After turning in that last assignment, I had an emotional twelve minutes of disbelief, followed by a surge of unemployed panic, my new constant state of being. I also have lost my gimmick. I'm no longer a co-ed. If someone were to ask, "What do you do?", my response now would be a charmless, "I'm looking for a job." It was fun to stir up admiration in strangers by explaining that I was a student, fitness instructor and single mother. Now...well, not so much.
I'm scared. And I feel incredibly powerless.
If I look back on my journey from pathetic not-yet-divorcee to now, the times when I've felt most strong were those moments when I [thought I] was in control of my destiny. When I got my cooking gig at Hope Care Center, I finally knew that I could create my new life. I knew money would be tight, but I was certain I could do it. When I later realized I wanted more and started my college career, I felt like the world would soon be my oyster. As challenging as those two years were, I felt like I was making something of myself. I thought I was demonstrating perseverance to my children. I was certain I was creating some fantastic new adventure for my family.
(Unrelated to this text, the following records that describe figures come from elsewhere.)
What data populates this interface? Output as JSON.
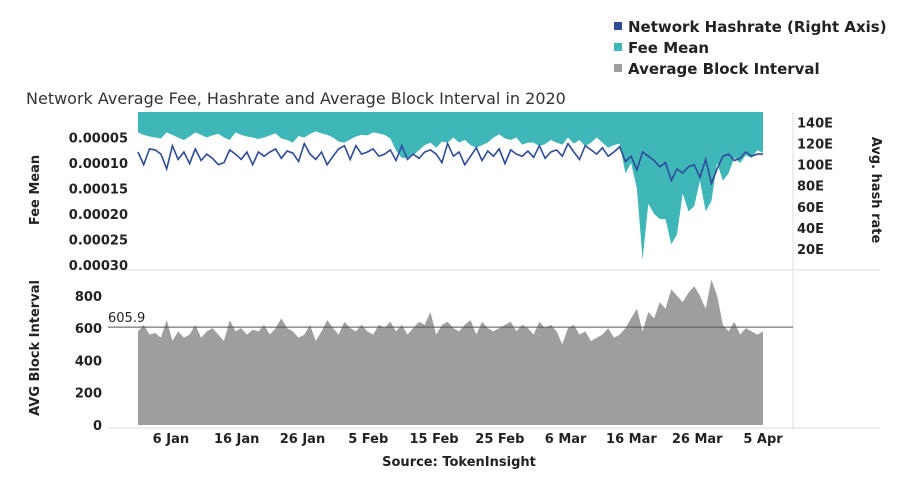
{
  "title": "Network Average Fee, Hashrate and Average Block Interval in 2020",
  "source": "Source: TokenInsight",
  "colors": {
    "hashrate": "#2f4b9a",
    "fee": "#3fb7b8",
    "block": "#9e9e9e"
  },
  "legend": [
    {
      "name": "Network Hashrate (Right Axis)",
      "color": "#2f4b9a",
      "shape": "square-small"
    },
    {
      "name": "Fee Mean",
      "color": "#3fb7b8",
      "shape": "square-small"
    },
    {
      "name": "Average Block Interval",
      "color": "#9e9e9e",
      "shape": "square-small"
    }
  ],
  "chart_data": [
    {
      "type": "line+area",
      "x_start": "2020-01-01",
      "x_end": "2020-04-05",
      "x_tick_labels": [
        "6 Jan",
        "16 Jan",
        "26 Jan",
        "5 Feb",
        "15 Feb",
        "25 Feb",
        "6 Mar",
        "16 Mar",
        "26 Mar",
        "5 Apr"
      ],
      "left_axis": {
        "label": "Fee Mean",
        "reversed": true,
        "ylim": [
          0,
          0.00031
        ],
        "ticks": [
          "0.00005",
          "0.00010",
          "0.00015",
          "0.00020",
          "0.00025",
          "0.00030"
        ]
      },
      "right_axis": {
        "label": "Avg. hash rate",
        "ylim": [
          0,
          150
        ],
        "ticks": [
          "20E",
          "40E",
          "60E",
          "80E",
          "100E",
          "120E",
          "140E"
        ]
      },
      "series": [
        {
          "name": "Fee Mean",
          "axis": "left",
          "values": [
            4e-05,
            4.5e-05,
            4.8e-05,
            5e-05,
            5.2e-05,
            4e-05,
            4.5e-05,
            5e-05,
            5.5e-05,
            4.8e-05,
            4e-05,
            4.5e-05,
            5e-05,
            4.6e-05,
            4.3e-05,
            5e-05,
            5.5e-05,
            4e-05,
            4.5e-05,
            4.8e-05,
            5e-05,
            5.3e-05,
            5e-05,
            4.6e-05,
            4.2e-05,
            5.2e-05,
            5.5e-05,
            6e-05,
            4.7e-05,
            5e-05,
            4.3e-05,
            3.8e-05,
            4.2e-05,
            4.5e-05,
            5e-05,
            5.8e-05,
            6e-05,
            5.4e-05,
            4.8e-05,
            4.5e-05,
            4.6e-05,
            4e-05,
            4.2e-05,
            4.5e-05,
            5.2e-05,
            7.5e-05,
            9e-05,
            9e-05,
            8.5e-05,
            7.5e-05,
            6.5e-05,
            6e-05,
            7e-05,
            5.8e-05,
            6e-05,
            5e-05,
            6e-05,
            5.5e-05,
            6.5e-05,
            7e-05,
            6.5e-05,
            6e-05,
            5e-05,
            4.4e-05,
            5.2e-05,
            5.5e-05,
            5e-05,
            6.4e-05,
            6e-05,
            6e-05,
            6.7e-05,
            6.3e-05,
            5.5e-05,
            6e-05,
            6.4e-05,
            5e-05,
            6.2e-05,
            5.5e-05,
            6.7e-05,
            6e-05,
            5e-05,
            6e-05,
            7e-05,
            6.5e-05,
            6.2e-05,
            0.00012,
            0.0001,
            0.00015,
            0.00029,
            0.00018,
            0.0002,
            0.00021,
            0.00021,
            0.00026,
            0.00024,
            0.00016,
            0.000195,
            0.000185,
            0.000135,
            0.000195,
            0.000175,
            0.0001,
            0.000135,
            0.00012,
            9e-05,
            0.0001,
            8.5e-05,
            9e-05,
            7.5e-05,
            8e-05
          ]
        },
        {
          "name": "Network Hashrate (Right Axis)",
          "axis": "right",
          "values": [
            112,
            100,
            115,
            114,
            110,
            96,
            118,
            105,
            112,
            101,
            115,
            104,
            110,
            106,
            100,
            102,
            114,
            110,
            105,
            112,
            100,
            112,
            108,
            112,
            115,
            106,
            113,
            111,
            103,
            120,
            110,
            105,
            112,
            100,
            108,
            115,
            118,
            105,
            118,
            110,
            112,
            115,
            108,
            110,
            114,
            104,
            118,
            105,
            110,
            106,
            112,
            114,
            110,
            102,
            120,
            108,
            112,
            100,
            108,
            116,
            104,
            113,
            108,
            115,
            101,
            114,
            110,
            108,
            113,
            107,
            118,
            106,
            112,
            114,
            108,
            120,
            112,
            105,
            118,
            114,
            110,
            116,
            108,
            112,
            117,
            103,
            108,
            95,
            112,
            108,
            104,
            98,
            102,
            85,
            96,
            92,
            98,
            100,
            88,
            105,
            82,
            96,
            108,
            110,
            104,
            106,
            112,
            108,
            110,
            110
          ]
        },
        {
          "name": "Average Block Interval",
          "axis": "block",
          "values": [
            580,
            620,
            560,
            570,
            540,
            650,
            520,
            580,
            540,
            560,
            620,
            540,
            580,
            600,
            560,
            520,
            650,
            580,
            600,
            560,
            590,
            580,
            620,
            560,
            600,
            660,
            600,
            580,
            540,
            560,
            620,
            520,
            580,
            650,
            600,
            560,
            640,
            600,
            580,
            620,
            580,
            560,
            620,
            600,
            640,
            580,
            620,
            560,
            600,
            640,
            620,
            700,
            560,
            620,
            640,
            600,
            580,
            620,
            650,
            560,
            640,
            600,
            580,
            600,
            620,
            640,
            580,
            620,
            600,
            560,
            640,
            600,
            620,
            580,
            500,
            600,
            620,
            560,
            580,
            520,
            540,
            560,
            600,
            540,
            560,
            600,
            660,
            720,
            580,
            700,
            660,
            760,
            720,
            840,
            800,
            760,
            820,
            860,
            800,
            720,
            900,
            800,
            620,
            580,
            640,
            560,
            600,
            580,
            560,
            580
          ]
        }
      ]
    },
    {
      "type": "area",
      "name": "Average Block Interval",
      "y_axis": {
        "label": "AVG Block Interval",
        "ylim": [
          0,
          960
        ],
        "ticks": [
          "0",
          "200",
          "400",
          "600",
          "800"
        ]
      },
      "reference_line": {
        "value": 605.9,
        "label": "605.9"
      }
    }
  ]
}
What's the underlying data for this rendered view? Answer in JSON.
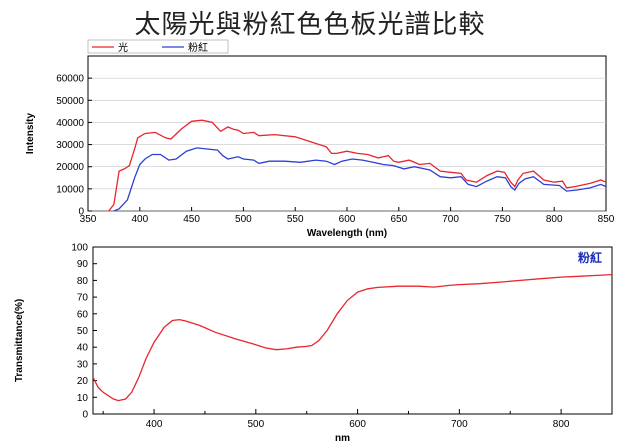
{
  "title": "太陽光與粉紅色色板光譜比較",
  "chart_data": [
    {
      "type": "line",
      "xlabel": "Wavelength (nm)",
      "ylabel": "Intensity",
      "xlim": [
        350,
        850
      ],
      "ylim": [
        0,
        70000
      ],
      "x_ticks": [
        "350",
        "400",
        "450",
        "500",
        "550",
        "600",
        "650",
        "700",
        "750",
        "800",
        "850"
      ],
      "y_ticks": [
        "0",
        "10000",
        "20000",
        "30000",
        "40000",
        "50000",
        "60000"
      ],
      "legend_position": "top-left",
      "series": [
        {
          "name": "光",
          "color": "#e8262d",
          "points": [
            [
              370,
              0
            ],
            [
              375,
              3000
            ],
            [
              378,
              12000
            ],
            [
              380,
              18000
            ],
            [
              385,
              19000
            ],
            [
              390,
              20500
            ],
            [
              395,
              28000
            ],
            [
              398,
              33000
            ],
            [
              405,
              35000
            ],
            [
              415,
              35500
            ],
            [
              425,
              33000
            ],
            [
              430,
              32500
            ],
            [
              440,
              37000
            ],
            [
              450,
              40500
            ],
            [
              460,
              41000
            ],
            [
              470,
              40000
            ],
            [
              478,
              36000
            ],
            [
              485,
              38000
            ],
            [
              490,
              37000
            ],
            [
              495,
              36500
            ],
            [
              500,
              35000
            ],
            [
              510,
              35500
            ],
            [
              515,
              34000
            ],
            [
              530,
              34500
            ],
            [
              550,
              33500
            ],
            [
              560,
              32000
            ],
            [
              570,
              30500
            ],
            [
              580,
              29000
            ],
            [
              585,
              26000
            ],
            [
              590,
              26000
            ],
            [
              600,
              27000
            ],
            [
              610,
              26000
            ],
            [
              620,
              25500
            ],
            [
              630,
              24000
            ],
            [
              640,
              25000
            ],
            [
              645,
              22500
            ],
            [
              650,
              22000
            ],
            [
              660,
              23000
            ],
            [
              670,
              21000
            ],
            [
              680,
              21500
            ],
            [
              690,
              18000
            ],
            [
              700,
              17500
            ],
            [
              710,
              17000
            ],
            [
              715,
              14000
            ],
            [
              725,
              13000
            ],
            [
              735,
              16000
            ],
            [
              745,
              18000
            ],
            [
              752,
              17500
            ],
            [
              758,
              13000
            ],
            [
              762,
              11000
            ],
            [
              765,
              14000
            ],
            [
              770,
              17000
            ],
            [
              780,
              18000
            ],
            [
              790,
              14000
            ],
            [
              800,
              13000
            ],
            [
              808,
              13500
            ],
            [
              812,
              10500
            ],
            [
              820,
              11000
            ],
            [
              835,
              12500
            ],
            [
              845,
              14000
            ],
            [
              850,
              13000
            ]
          ]
        },
        {
          "name": "粉紅",
          "color": "#2e3fd6",
          "points": [
            [
              375,
              0
            ],
            [
              380,
              1000
            ],
            [
              388,
              5000
            ],
            [
              395,
              15000
            ],
            [
              400,
              21000
            ],
            [
              405,
              23500
            ],
            [
              412,
              25500
            ],
            [
              420,
              25500
            ],
            [
              428,
              23000
            ],
            [
              435,
              23500
            ],
            [
              445,
              27000
            ],
            [
              455,
              28500
            ],
            [
              465,
              28000
            ],
            [
              475,
              27500
            ],
            [
              480,
              25000
            ],
            [
              485,
              23500
            ],
            [
              490,
              24000
            ],
            [
              495,
              24500
            ],
            [
              500,
              23500
            ],
            [
              510,
              23000
            ],
            [
              515,
              21500
            ],
            [
              525,
              22500
            ],
            [
              540,
              22500
            ],
            [
              555,
              22000
            ],
            [
              570,
              23000
            ],
            [
              580,
              22500
            ],
            [
              588,
              21000
            ],
            [
              595,
              22500
            ],
            [
              605,
              23500
            ],
            [
              615,
              23000
            ],
            [
              625,
              22000
            ],
            [
              635,
              21000
            ],
            [
              645,
              20500
            ],
            [
              655,
              19000
            ],
            [
              665,
              20000
            ],
            [
              680,
              18500
            ],
            [
              690,
              15500
            ],
            [
              700,
              15000
            ],
            [
              710,
              15500
            ],
            [
              717,
              12000
            ],
            [
              725,
              11000
            ],
            [
              735,
              13500
            ],
            [
              745,
              15500
            ],
            [
              753,
              15000
            ],
            [
              758,
              11000
            ],
            [
              762,
              9500
            ],
            [
              766,
              12500
            ],
            [
              772,
              14500
            ],
            [
              780,
              15500
            ],
            [
              790,
              12000
            ],
            [
              805,
              11500
            ],
            [
              812,
              9000
            ],
            [
              822,
              9500
            ],
            [
              835,
              10500
            ],
            [
              845,
              12000
            ],
            [
              850,
              11000
            ]
          ]
        }
      ]
    },
    {
      "type": "line",
      "xlabel": "nm",
      "ylabel": "Transmittance(%)",
      "xlim": [
        340,
        850
      ],
      "ylim": [
        0,
        100
      ],
      "x_ticks": [
        "400",
        "500",
        "600",
        "700",
        "800"
      ],
      "y_ticks": [
        "0",
        "10",
        "20",
        "30",
        "40",
        "50",
        "60",
        "70",
        "80",
        "90",
        "100"
      ],
      "annotation": "粉紅",
      "series": [
        {
          "color": "#e8262d",
          "points": [
            [
              340,
              22
            ],
            [
              345,
              16
            ],
            [
              350,
              13
            ],
            [
              360,
              9
            ],
            [
              365,
              8
            ],
            [
              372,
              9
            ],
            [
              378,
              13
            ],
            [
              385,
              22
            ],
            [
              392,
              33
            ],
            [
              400,
              43
            ],
            [
              410,
              52
            ],
            [
              418,
              56
            ],
            [
              425,
              56.5
            ],
            [
              432,
              55.5
            ],
            [
              445,
              53
            ],
            [
              460,
              49
            ],
            [
              480,
              45
            ],
            [
              500,
              41.5
            ],
            [
              510,
              39.5
            ],
            [
              520,
              38.5
            ],
            [
              530,
              39
            ],
            [
              540,
              40
            ],
            [
              550,
              40.5
            ],
            [
              555,
              41
            ],
            [
              562,
              44
            ],
            [
              570,
              50
            ],
            [
              580,
              60
            ],
            [
              590,
              68
            ],
            [
              600,
              73
            ],
            [
              610,
              75
            ],
            [
              620,
              75.8
            ],
            [
              640,
              76.5
            ],
            [
              660,
              76.5
            ],
            [
              675,
              76
            ],
            [
              690,
              77
            ],
            [
              700,
              77.5
            ],
            [
              720,
              78
            ],
            [
              740,
              79
            ],
            [
              760,
              80
            ],
            [
              780,
              81
            ],
            [
              800,
              82
            ],
            [
              820,
              82.5
            ],
            [
              835,
              83
            ],
            [
              850,
              83.5
            ]
          ]
        }
      ]
    }
  ]
}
And now, two weeks after graduation, I'm wrought with fear and self-doubt. I'm looking at jobs and careers and see that I probably should have gotten a degree in business or accounting or engineering (wasn't gonna happen, but I'm doubting myself right now -- please play along). I see that I don't know the first thing about getting a grown-up job. Mark, Spinning Marcy and others are coaching me on the ways of networking and schmoozing and charming my way into a job. I've been warned that it doesn't happen overnight -- it takes years to build a career. WHY DIDN'T SOMEONE MAKE ME DO THIS WHEN I WAS 23???
Okay. Now that I've gotten that out...just to clarify (because I haven't blogged much in the last three months), I'm not pursuing my R.D. anymore -- at least not right now. I don't really want to go to grad school in the fall. I would like to begin a career that merges fitness and nutrition with my old happy-go-lucky self. Corporate wellness, more or less. I want to organize weight loss challenges, teach cooking classes, tell people what to eat, convince folks to run a 10K, all under the umbrella of an employee-minded organization that sees the value in caring for their associates' health.
So feel free to network me into a gig. I'd love to turn my back on the insecure version of Jennifer. She's way less fun than her foolishly optimistic counterpart.